Most wars are fought (at least ostensibly) to solve certain specific problems. Some fail - for example, the War of 1812, which accomplished next to nothing at all, and World War I, which left the world in almost every respect worse off that when it started. Some succeed - for example, the American Revolution, which solved the 13 colonies' problem (as they perceived it) of being part of the British Empire, and World War II, which solved the problem of German aggression and Japanese imperialism. For its part, the American victory in the Civil War solved the problem of the U.S. Constitution's greatest failing - slavery. Slavery has often been called "the original sin of American society." It was a problem that the political process clearly could not resolve and which was finally only resolved on the battlefield. The 13th, 14th, and 15th Amendments to the Constitution then wrote into law what had been made possible by a decisive military victory - in the process overturning the US Supreme Court's infamous Dred Scott decision, the most ignominious and morally repugnant Supreme Court decision of the 19th century (much as Roe v. Wade would later be the most ignominious and morally repugnant decision of the 20th century.)
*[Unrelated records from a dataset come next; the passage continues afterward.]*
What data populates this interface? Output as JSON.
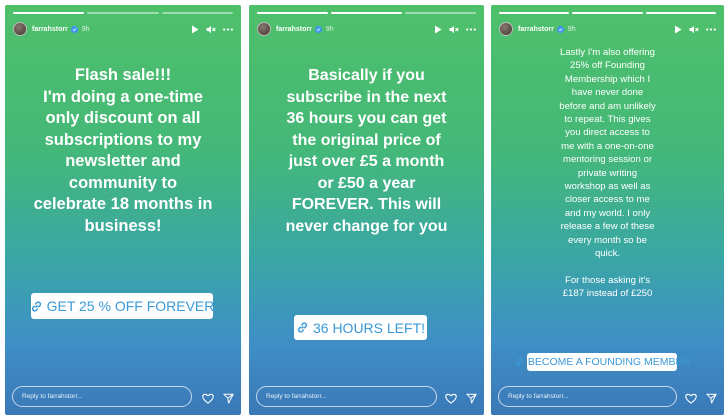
{
  "header": {
    "username": "farrahstorr",
    "time": "9h"
  },
  "stories": [
    {
      "lines": [
        "Flash sale!!!",
        "I'm doing a one-time",
        "only discount on all",
        "subscriptions to my",
        "newsletter and",
        "community to",
        "celebrate 18 months in",
        "business!"
      ],
      "sticker": "GET 25 % OFF FOREVER",
      "progress_done": 1
    },
    {
      "lines": [
        "Basically if you",
        "subscribe in the next",
        "36 hours you can get",
        "the original price of",
        "just over £5 a month",
        "or £50 a year",
        "FOREVER. This will",
        "never change for you"
      ],
      "sticker": "36 HOURS LEFT!",
      "progress_done": 2
    },
    {
      "lines": [
        "Lastly I'm also offering",
        "25% off Founding",
        "Membership which I",
        "have never done",
        "before and am unlikely",
        "to repeat. This gives",
        "you direct access to",
        "me with a one-on-one",
        "mentoring session or",
        "private writing",
        "workshop as well as",
        "closer access to me",
        "and my world. I only",
        "release a few of these",
        "every month so be",
        "quick."
      ],
      "lines2": [
        "For those asking it's",
        "£187 instead of £250"
      ],
      "sticker": "BECOME A FOUNDING MEMBER",
      "progress_done": 3
    }
  ],
  "footer": {
    "reply_placeholder": "Reply to farrahstorr..."
  },
  "colors": {
    "sticker_text": "#3a9ad9",
    "verified_badge": "#3d95ef"
  }
}
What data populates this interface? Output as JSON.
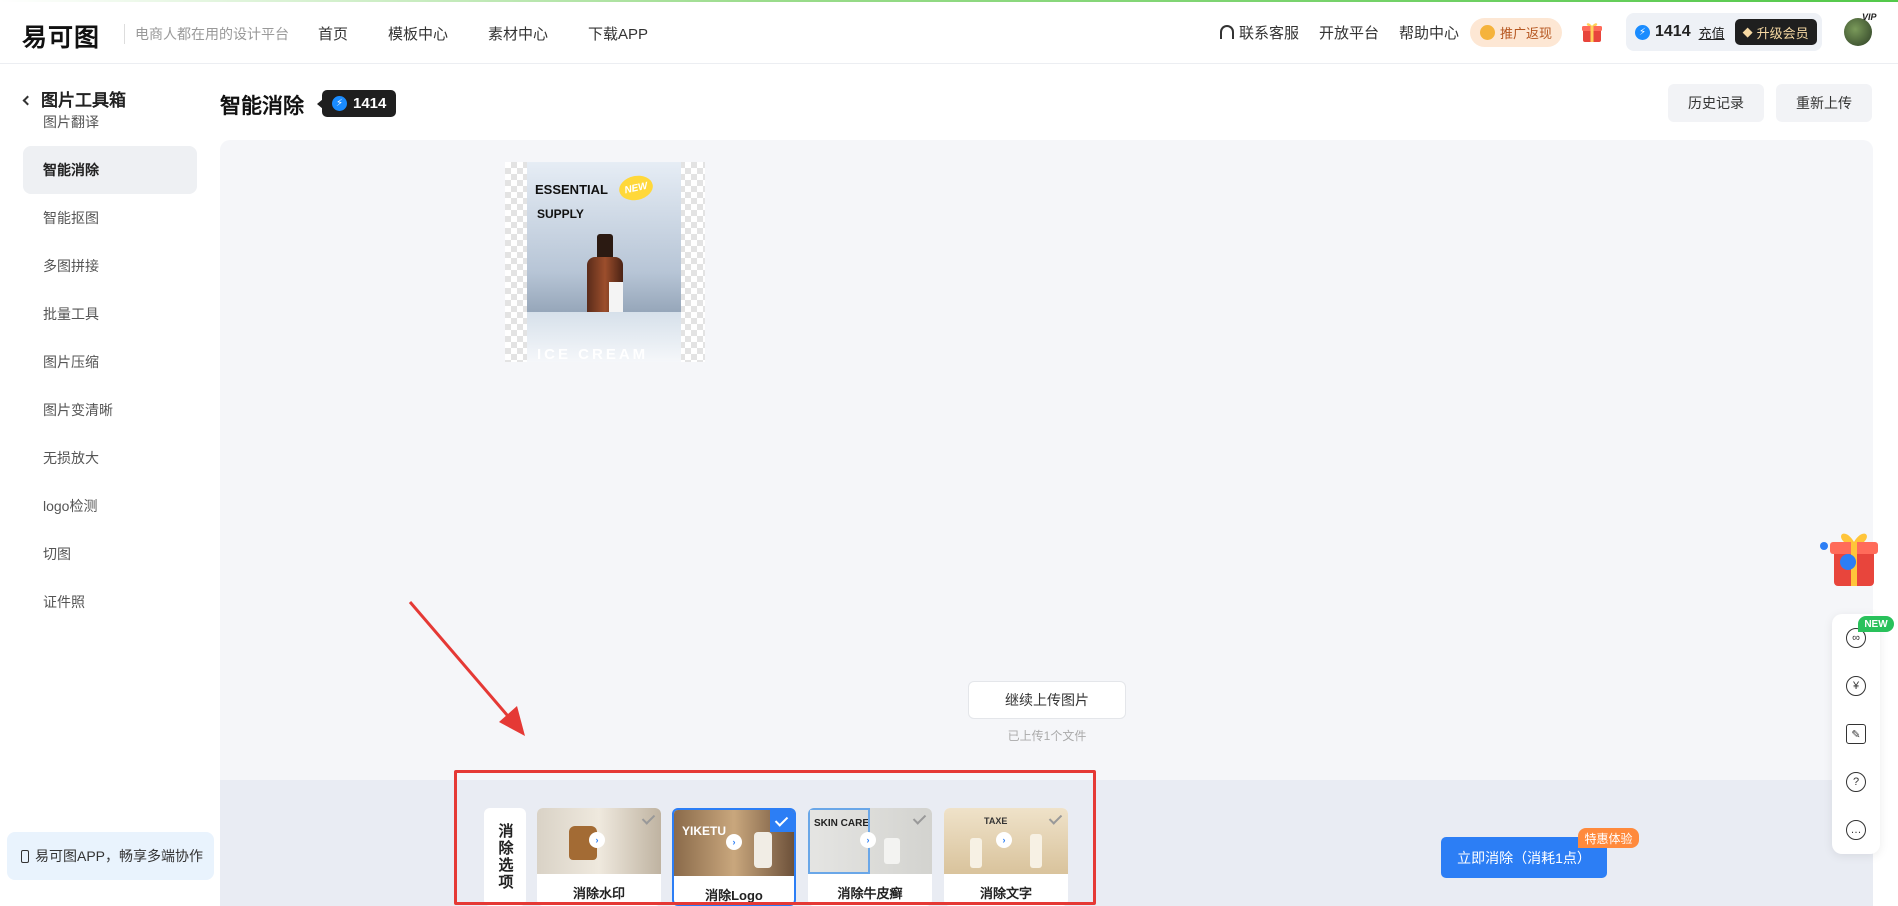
{
  "header": {
    "logo": "易可图",
    "slogan": "电商人都在用的设计平台",
    "nav": [
      "首页",
      "模板中心",
      "素材中心",
      "下载APP"
    ],
    "right_links": [
      "联系客服",
      "开放平台",
      "帮助中心"
    ],
    "promo": "推广返现",
    "credits": "1414",
    "recharge": "充值",
    "upgrade": "升级会员",
    "vip_tag": "VIP"
  },
  "sidebar": {
    "title": "图片工具箱",
    "items": [
      "图片翻译",
      "智能消除",
      "智能抠图",
      "多图拼接",
      "批量工具",
      "图片压缩",
      "图片变清晰",
      "无损放大",
      "logo检测",
      "切图",
      "证件照"
    ],
    "active_index": 1,
    "app_promo": "易可图APP，畅享多端协作"
  },
  "main": {
    "title": "智能消除",
    "credits": "1414",
    "history_button": "历史记录",
    "reupload_button": "重新上传",
    "image_text": {
      "line1": "ESSENTIAL",
      "line2": "SUPPLY",
      "badge": "NEW",
      "footer": "ICE CREAM"
    },
    "continue_upload": "继续上传图片",
    "uploaded_count": "已上传1个文件"
  },
  "options": {
    "label": "消除选项",
    "items": [
      {
        "name": "消除水印",
        "image_text": "",
        "selected": false
      },
      {
        "name": "消除Logo",
        "image_text": "YIKETU",
        "selected": true
      },
      {
        "name": "消除牛皮癣",
        "image_text": "SKIN CARE",
        "selected": false
      },
      {
        "name": "消除文字",
        "image_text": "TAXE",
        "selected": false
      }
    ]
  },
  "action": {
    "erase_button": "立即消除（消耗1点）",
    "special_badge": "特惠体验"
  },
  "float": {
    "new_tag": "NEW",
    "icons": [
      "link-icon",
      "yuan-icon",
      "edit-icon",
      "help-icon",
      "chat-icon"
    ]
  },
  "colors": {
    "primary": "#2c7ef5",
    "highlight_red": "#e53935",
    "badge_orange": "#ff8a3c",
    "new_green": "#29c15b"
  }
}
The Civil War also solved the problem of federalism. It didn't do so completely, of course, for we are still a union of states, but it solved it to the extent that it settled where ultimate sovereignty really lies - in the Federal Government and only in the Federal Government. Pre-Civil War politics had been burdened by theories of secession and nullification and states' rights, all of which were completely discredited by their proponents' defeat on the field of battle.
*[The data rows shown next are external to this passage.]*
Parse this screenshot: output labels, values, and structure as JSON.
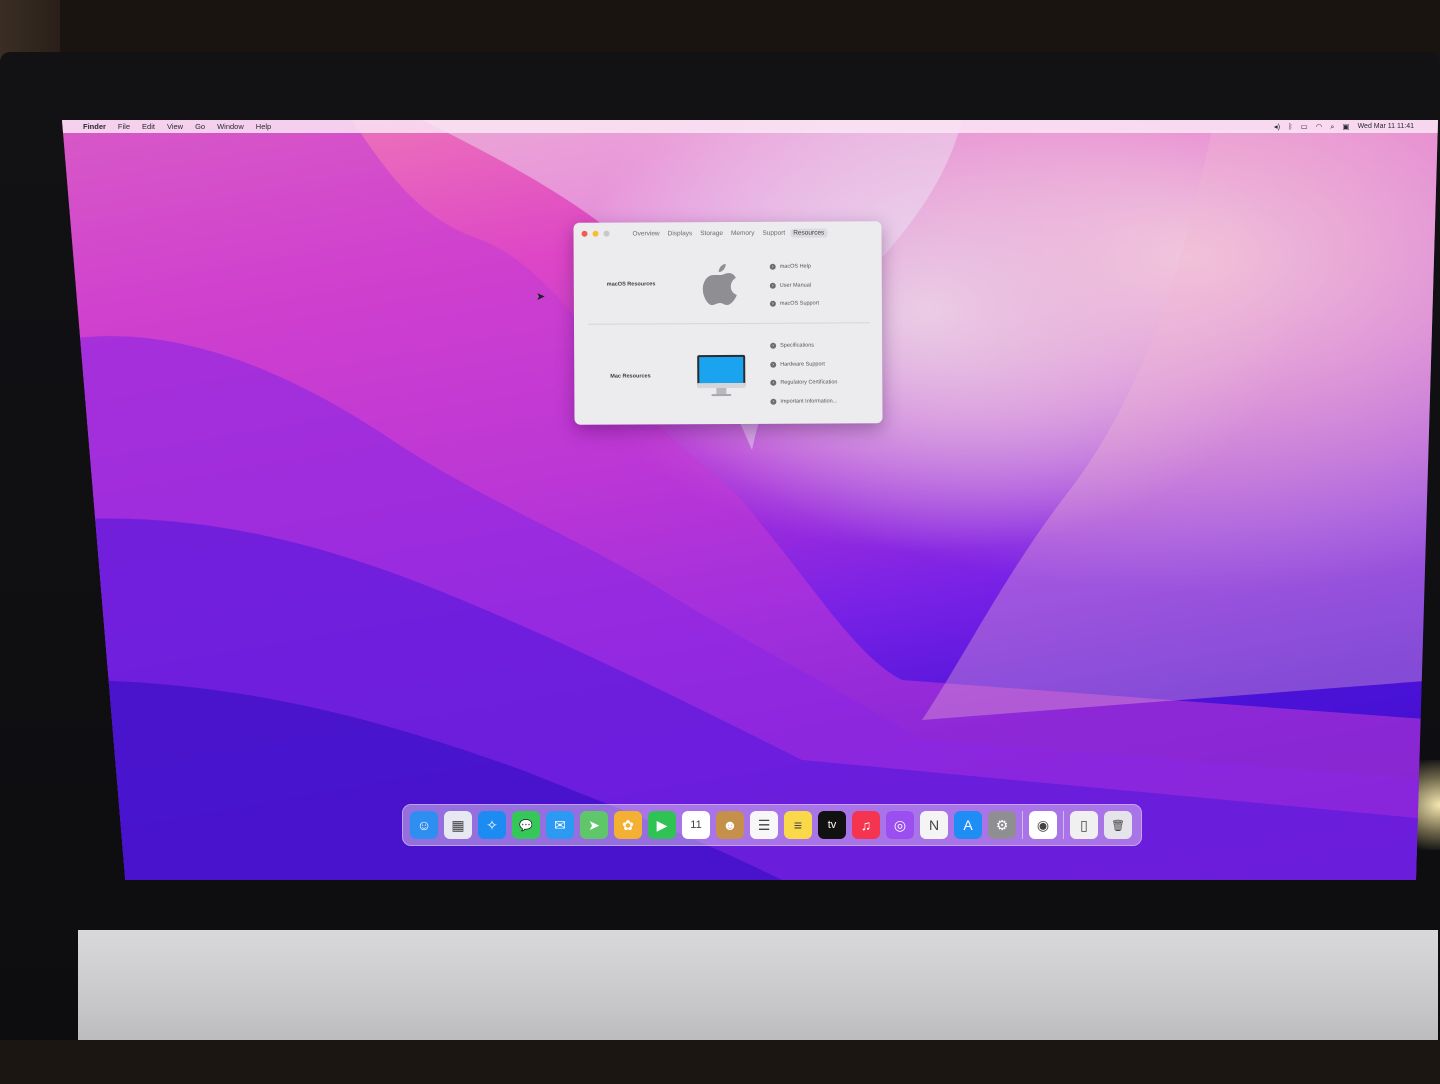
{
  "menubar": {
    "app_name": "Finder",
    "items": [
      "File",
      "Edit",
      "View",
      "Go",
      "Window",
      "Help"
    ],
    "clock": "Wed Mar 11 11:41"
  },
  "window": {
    "tabs": [
      "Overview",
      "Displays",
      "Storage",
      "Memory",
      "Support",
      "Resources"
    ],
    "active_tab": "Resources",
    "macos_section": {
      "label": "macOS Resources",
      "links": [
        "macOS Help",
        "User Manual",
        "macOS Support"
      ]
    },
    "mac_section": {
      "label": "Mac Resources",
      "links": [
        "Specifications",
        "Hardware Support",
        "Regulatory Certification",
        "Important Information..."
      ]
    }
  },
  "dock": {
    "apps": [
      {
        "name": "finder-icon",
        "color": "#2f8ff0",
        "glyph": "☺"
      },
      {
        "name": "launchpad-icon",
        "color": "#e6e9f2",
        "glyph": "▦"
      },
      {
        "name": "safari-icon",
        "color": "#1d8cf2",
        "glyph": "✧"
      },
      {
        "name": "messages-icon",
        "color": "#36c759",
        "glyph": "💬"
      },
      {
        "name": "mail-icon",
        "color": "#2b9af3",
        "glyph": "✉"
      },
      {
        "name": "maps-icon",
        "color": "#5fc76a",
        "glyph": "➤"
      },
      {
        "name": "photos-icon",
        "color": "#f3b033",
        "glyph": "✿"
      },
      {
        "name": "facetime-icon",
        "color": "#2fc254",
        "glyph": "▶"
      },
      {
        "name": "calendar-icon",
        "color": "#ffffff",
        "glyph": "11"
      },
      {
        "name": "contacts-icon",
        "color": "#c4904a",
        "glyph": "☻"
      },
      {
        "name": "reminders-icon",
        "color": "#f7f7f7",
        "glyph": "☰"
      },
      {
        "name": "notes-icon",
        "color": "#f9d94a",
        "glyph": "≡"
      },
      {
        "name": "tv-icon",
        "color": "#111111",
        "glyph": "tv"
      },
      {
        "name": "music-icon",
        "color": "#f5344f",
        "glyph": "♫"
      },
      {
        "name": "podcasts-icon",
        "color": "#9b4ff0",
        "glyph": "◎"
      },
      {
        "name": "news-icon",
        "color": "#f4f4f4",
        "glyph": "N"
      },
      {
        "name": "app-store-icon",
        "color": "#1e8ef4",
        "glyph": "A"
      },
      {
        "name": "system-preferences-icon",
        "color": "#8e8e93",
        "glyph": "⚙"
      }
    ],
    "extra_apps": [
      {
        "name": "chrome-icon",
        "color": "#ffffff",
        "glyph": "◉"
      }
    ],
    "trailing": [
      {
        "name": "archive-icon",
        "color": "#f0f0f0",
        "glyph": "▯"
      },
      {
        "name": "trash-icon",
        "color": "#e4e4ea",
        "glyph": "🗑"
      }
    ]
  }
}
Or so it seemed. Sadly, the U.S. remains still sectionally divided and profoundly polarized ideologically - and in ways which seem viscerally reminiscent of the divisions which that Civil War was supposed to have already resolved 150 years ago. So today is a good day to recall what that Civil War was about, what the stakes were for this country and its people then and what they still are now, in light of the ways in which our society has recently regressed.
Grant did defeat Lee. Lincoln's superior moral vision triumphed over slavery and secession. The challenge today is to remember what that means and to return to building a more just and equal society upon the new and improved foundation of the post-civil War American Constitution.